Pie Crust Tips

Just before the holidays begin in earnest, here are a few more tips to get you thinking about saving money and eating better by making your own pie crusts.

Pie Crust Recipes:
First, check out Myrna’s recipe and tutorial for pie crust making.  Practice, practice, practice.  Your family will love to try your efforts, even if they are not prize-winning at first.  Try freezer pie crusts if you have more pies to bake.

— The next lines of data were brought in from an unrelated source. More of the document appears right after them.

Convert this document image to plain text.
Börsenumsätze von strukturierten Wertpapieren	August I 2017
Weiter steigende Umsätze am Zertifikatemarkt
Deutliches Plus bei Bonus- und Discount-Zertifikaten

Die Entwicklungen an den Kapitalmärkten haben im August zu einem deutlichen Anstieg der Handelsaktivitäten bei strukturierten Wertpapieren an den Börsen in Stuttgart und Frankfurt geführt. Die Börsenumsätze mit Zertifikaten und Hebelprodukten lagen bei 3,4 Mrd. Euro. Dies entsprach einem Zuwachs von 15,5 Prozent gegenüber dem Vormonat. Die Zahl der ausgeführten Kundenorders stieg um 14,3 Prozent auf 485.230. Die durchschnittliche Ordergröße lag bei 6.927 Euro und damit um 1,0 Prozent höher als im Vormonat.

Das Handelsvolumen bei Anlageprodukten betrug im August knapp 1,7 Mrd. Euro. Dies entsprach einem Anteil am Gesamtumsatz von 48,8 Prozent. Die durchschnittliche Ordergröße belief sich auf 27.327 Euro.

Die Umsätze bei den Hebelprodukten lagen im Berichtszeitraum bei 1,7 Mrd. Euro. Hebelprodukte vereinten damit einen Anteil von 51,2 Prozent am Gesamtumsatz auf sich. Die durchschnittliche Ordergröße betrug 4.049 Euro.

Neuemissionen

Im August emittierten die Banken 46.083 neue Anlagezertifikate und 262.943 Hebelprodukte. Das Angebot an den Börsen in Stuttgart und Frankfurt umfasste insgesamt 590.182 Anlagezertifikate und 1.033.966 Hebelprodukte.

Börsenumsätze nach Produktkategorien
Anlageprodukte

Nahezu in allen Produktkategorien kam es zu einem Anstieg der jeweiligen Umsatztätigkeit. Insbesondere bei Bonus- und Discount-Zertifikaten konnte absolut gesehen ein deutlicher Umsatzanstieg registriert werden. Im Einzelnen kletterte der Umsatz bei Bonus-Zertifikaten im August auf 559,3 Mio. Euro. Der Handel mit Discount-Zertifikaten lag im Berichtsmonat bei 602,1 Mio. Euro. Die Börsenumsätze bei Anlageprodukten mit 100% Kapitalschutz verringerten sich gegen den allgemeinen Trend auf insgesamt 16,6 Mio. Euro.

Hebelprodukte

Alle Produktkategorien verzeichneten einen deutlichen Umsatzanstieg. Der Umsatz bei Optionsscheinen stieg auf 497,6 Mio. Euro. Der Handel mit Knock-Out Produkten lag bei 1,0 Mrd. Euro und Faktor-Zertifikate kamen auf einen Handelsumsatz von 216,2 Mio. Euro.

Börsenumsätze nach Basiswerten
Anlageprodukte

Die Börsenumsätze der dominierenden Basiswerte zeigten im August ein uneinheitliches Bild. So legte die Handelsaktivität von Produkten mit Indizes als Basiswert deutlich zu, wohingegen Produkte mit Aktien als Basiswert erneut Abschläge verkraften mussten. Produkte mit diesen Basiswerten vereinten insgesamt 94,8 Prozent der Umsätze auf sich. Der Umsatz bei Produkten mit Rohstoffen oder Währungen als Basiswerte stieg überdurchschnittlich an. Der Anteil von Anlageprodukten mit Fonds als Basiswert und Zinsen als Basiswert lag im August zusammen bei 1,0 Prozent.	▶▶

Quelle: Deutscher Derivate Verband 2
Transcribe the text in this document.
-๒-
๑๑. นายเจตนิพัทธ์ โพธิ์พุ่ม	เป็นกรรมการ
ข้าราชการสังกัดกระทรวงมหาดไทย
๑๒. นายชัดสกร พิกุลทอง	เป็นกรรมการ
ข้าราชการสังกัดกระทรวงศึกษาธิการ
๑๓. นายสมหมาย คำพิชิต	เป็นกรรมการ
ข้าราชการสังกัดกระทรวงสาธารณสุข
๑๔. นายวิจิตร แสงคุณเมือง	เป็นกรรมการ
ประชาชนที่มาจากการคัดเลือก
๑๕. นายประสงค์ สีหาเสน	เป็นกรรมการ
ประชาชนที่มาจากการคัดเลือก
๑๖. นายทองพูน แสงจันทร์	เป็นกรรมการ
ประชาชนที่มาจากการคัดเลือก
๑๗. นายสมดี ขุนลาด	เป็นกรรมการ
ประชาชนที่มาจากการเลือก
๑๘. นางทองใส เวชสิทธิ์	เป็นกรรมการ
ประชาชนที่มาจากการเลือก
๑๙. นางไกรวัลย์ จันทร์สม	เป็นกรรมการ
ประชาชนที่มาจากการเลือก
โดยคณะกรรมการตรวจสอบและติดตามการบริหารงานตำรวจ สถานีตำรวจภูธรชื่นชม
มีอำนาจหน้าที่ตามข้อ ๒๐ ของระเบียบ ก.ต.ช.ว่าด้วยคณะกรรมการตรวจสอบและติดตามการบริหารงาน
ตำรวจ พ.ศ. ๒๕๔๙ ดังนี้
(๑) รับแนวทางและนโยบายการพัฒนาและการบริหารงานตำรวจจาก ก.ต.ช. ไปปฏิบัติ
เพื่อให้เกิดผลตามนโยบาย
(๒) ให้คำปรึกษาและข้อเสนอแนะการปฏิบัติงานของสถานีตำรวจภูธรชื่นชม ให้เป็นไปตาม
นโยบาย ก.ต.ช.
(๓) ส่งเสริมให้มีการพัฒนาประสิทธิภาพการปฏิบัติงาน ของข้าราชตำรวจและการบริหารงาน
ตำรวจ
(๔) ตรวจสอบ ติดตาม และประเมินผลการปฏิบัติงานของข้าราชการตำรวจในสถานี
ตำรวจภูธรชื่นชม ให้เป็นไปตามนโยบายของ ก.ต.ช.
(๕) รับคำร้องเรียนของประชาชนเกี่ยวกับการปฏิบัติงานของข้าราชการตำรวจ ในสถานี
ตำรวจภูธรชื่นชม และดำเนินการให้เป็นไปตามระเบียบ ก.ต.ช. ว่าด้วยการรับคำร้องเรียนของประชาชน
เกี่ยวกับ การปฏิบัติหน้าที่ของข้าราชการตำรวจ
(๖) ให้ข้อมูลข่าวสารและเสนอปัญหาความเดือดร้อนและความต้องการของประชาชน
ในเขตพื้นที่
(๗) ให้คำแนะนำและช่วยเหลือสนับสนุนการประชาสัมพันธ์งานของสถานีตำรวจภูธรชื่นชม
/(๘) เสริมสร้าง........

Make crusts for mini muffin or muffin pans from pie-making scraps.  Store in the freezer until you’ve accumulated enough for a pan of mini tarts.  Bake and fill with cooked fillings, or make pecan or pumpkin pie filling or quiche and bake after filling.
Use a cookie cutter to cut muffin pan crusts:
-3” for mini muffin pans and 4 1/4 “ for regular muffin pans
-Store them on a small paper plate with double sheets of waxed paper between the layers; put in a plastic bag, plate and all, and freeze.  You may want to freeze them on a cookie sheet first, then stack and store.
-Let them thaw by placing on the back side of the pan; they will shape themselves.  If you plan to fill after baking, bake them on the backs of the pan as well.
3 or 4” squares also can be used for filling for little “hand-pies” to be baked - smaller sizes make appetizers.
-Scraps can be cut with decorative cookie cutters and saved for decorating future pies.  Overlap the decorative cutouts on top of the pie, leaving some holes, and substitute for lattice crusts.
-Top pie filling in custard cups with small scraps to fit. 
Pie crust toppings:
-Brush the top of your 2 crust pie with a little milk or cream and sprinkle lightly with sugar and cinnamon or nutmeg if desired.
-You can glaze the 2 crust  baked pie thinly with powdered sugar and milk glaze after it cools a little.
Pie Crust Tools:
You'll notice the Myrna and I both use plastic rolling pins; her yellow one is 50 years old, mine is a more recent OXO one that I had to replace my 40 year-old German wooden one with.  We both find the plastic is very good for crusts.  I also like a plastic cutting mat - this one is from Danesco. Many newer pastry mats don't stand up to cutting, this one does.   Myrna has a nice old cutting board, I have a newer one that I like too.  Ateco sells a variety of nice cutter sets in their own tins; the set in the photo has cutters up to 4 1/2".  I like a shaker for flour; this one has a plastic storage cover, I keep it out in my baking area all the time, for pastry, noodles and bread.